Never before had the young red man been called into a conference with the president. He felt both proud and alarmed at the incident. When told the facts, Kitsap was greatly relieved, but he could suggest no motive for Lamson's story. He volunteered to visit the valley in an endeavor to ascertain the facts. The suggestion pleased the president, who at once ordered it put into effect.

"I suppose," said the gray-headed president, "that you will enjoy this scouting expedition all the more because you are on the trail of a white man. But while I am going to trust to your own good sense and your knowledge of your people in running this lie right back to the man who fathered it, I want to caution you to play well inside the rules of the game.

"Now, you are out to hit the trail of that lie and chase it home. When you have corralled it, let me know what company it is keeping and I will tell you what to do next. Lamson has been a good client and this lie may run away from him. If so, we must not offend him and thus lose his account. But if it hikes home to his ranch house, then I want to know what he is doing, and the nearer he is related to this rumor, the quicker we shall cash his hop receipts and cancel his note.
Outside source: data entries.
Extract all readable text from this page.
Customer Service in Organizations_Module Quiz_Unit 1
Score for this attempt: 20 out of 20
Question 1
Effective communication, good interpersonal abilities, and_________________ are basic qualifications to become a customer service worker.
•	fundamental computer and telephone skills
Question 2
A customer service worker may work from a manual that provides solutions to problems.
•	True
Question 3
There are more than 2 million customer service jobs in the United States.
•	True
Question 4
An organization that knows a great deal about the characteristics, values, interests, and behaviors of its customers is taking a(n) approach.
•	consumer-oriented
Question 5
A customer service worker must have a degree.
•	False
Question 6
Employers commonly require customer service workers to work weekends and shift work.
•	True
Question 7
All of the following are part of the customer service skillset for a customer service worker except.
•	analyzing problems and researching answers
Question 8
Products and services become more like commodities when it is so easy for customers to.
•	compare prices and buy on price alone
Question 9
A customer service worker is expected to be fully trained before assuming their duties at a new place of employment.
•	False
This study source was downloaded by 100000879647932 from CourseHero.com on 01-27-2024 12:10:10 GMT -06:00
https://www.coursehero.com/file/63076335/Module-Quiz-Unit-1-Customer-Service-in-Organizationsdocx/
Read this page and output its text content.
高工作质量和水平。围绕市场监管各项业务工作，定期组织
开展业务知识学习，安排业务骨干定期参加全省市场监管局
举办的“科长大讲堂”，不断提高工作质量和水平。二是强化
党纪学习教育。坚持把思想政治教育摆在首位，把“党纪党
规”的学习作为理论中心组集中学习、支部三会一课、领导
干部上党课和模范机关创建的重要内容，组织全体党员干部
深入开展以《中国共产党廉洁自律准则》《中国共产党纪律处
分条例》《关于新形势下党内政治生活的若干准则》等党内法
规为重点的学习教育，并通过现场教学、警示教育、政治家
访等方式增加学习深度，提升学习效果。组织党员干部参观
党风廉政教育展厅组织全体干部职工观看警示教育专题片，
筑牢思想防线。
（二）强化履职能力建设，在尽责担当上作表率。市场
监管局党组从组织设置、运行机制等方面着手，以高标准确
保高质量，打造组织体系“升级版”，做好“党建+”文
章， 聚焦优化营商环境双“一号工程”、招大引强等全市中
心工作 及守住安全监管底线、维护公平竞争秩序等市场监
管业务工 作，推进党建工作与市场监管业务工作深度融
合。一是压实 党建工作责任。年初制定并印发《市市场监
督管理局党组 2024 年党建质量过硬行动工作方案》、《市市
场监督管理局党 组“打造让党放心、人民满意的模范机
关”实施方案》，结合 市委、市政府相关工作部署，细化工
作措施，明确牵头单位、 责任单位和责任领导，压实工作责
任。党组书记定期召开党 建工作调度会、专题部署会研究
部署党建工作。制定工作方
"If you find it necessary to use the bank's authority, then come out strong as ambassador plenipotentiary and read the stiffest kind of a bluff to your man in the name of the Elliott Bay National Bank. Talk as little as possible about the bank; but when you do talk, make every man jealous of your connection with the institution. A conservative remark may bring a new customer to our books; a flippant word may go into business for itself and start a run that no bank could weather. Now get at it, and let us hear something from you by day after to-morrow."

Scout! The president himself had said it! The Indian's blood thrilled with his commission. His voice shook a little in its attempt to be very, very steady as he telephoned out to the reservation station for a saddle-horse. Then he ran for the five o'clock south-bound train.